Starcraft 2 review copies have not been provided to the tech press, which means reviews of Starcraft 2 won't hit the Web until tomorrow morning – at the earliest.

Starcraft 2 review, where art thou?

Frantically clicking around the Web in search of a StarCraft 2 review? Put the mouse down and slowly – slowly! – step away from your desk. Accordingly to the team at Ars Technica, which spoke with a rep at Blizzard Entertainment, the company has doled out lots of StarCraft 2 review copies but the games will not install until tomorrow's launch. That means the press will be playing StarCraft 2 at the same time you do.

It also means you're going to have to be patient – complete reviews likely won't hit the Web until tomorrow morning at the earliest.

StarCraft 2, of course, is a science-fiction strategy game developed for the Mac OS X and Microsoft Windows. The game is a sequel to the 1998 breakthrough smash hit StarCraft, which reportedly sold upwards of 11 million copies, and raised the bar for strategy games. StarCraft 2 will feature some of the same alien races from the first installment, as well as a bevy of new characters and locations.

Ben Kuchera of Ars Technica says that "as a gamer and a reviewer I'd rather be playing [Starcraft 2] now," but he admits that "Blizzard's strategy is right for this particular game." He continues:

This is expected to be one of the largest events in PC gaming of the past few years. Blizzard doesn't exactly need any more early buzz to get gamers ready to buy. Also, a large part of the StarCraft 2 experience exists in the new and updated Battle.net service, and reviewers will be playing games against other actual gamers, sharing their achievements with their friends who bought the game, and interacting using all the live features, filled with eager gamers.
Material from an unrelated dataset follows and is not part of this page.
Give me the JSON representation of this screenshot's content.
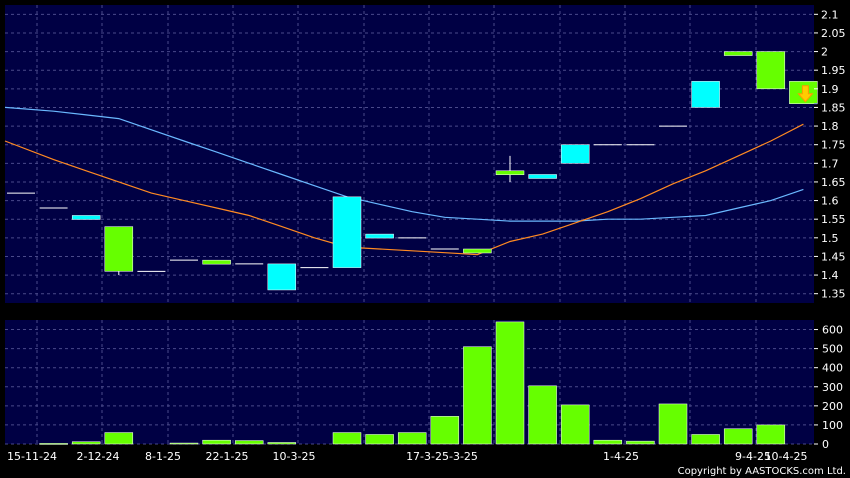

Hollywood often stints on screening new movies for critics, but usually only in the case of a particularly lackluster flick. In Blizzard's case, it seems to be holding back on StarCraft 2 previews for the opposite reason: the game is enough of a media magnet that Blizzard doesn't need the press.

In other computer gaming news, Valve recently re-released the third-person shooter Alien Swarm for the Steam platform. The newest iteration of Alien Swarm includes the complete code base, so amateur designers can tinker around with the game until the cows come home. Alien Swarm is itself a modification of Unreal Tournament 2004, a top-selling video game built on the Unreal Engine.

[Editor's note: The original version of this article mischaracterized Blizzard's arrangement with the press.]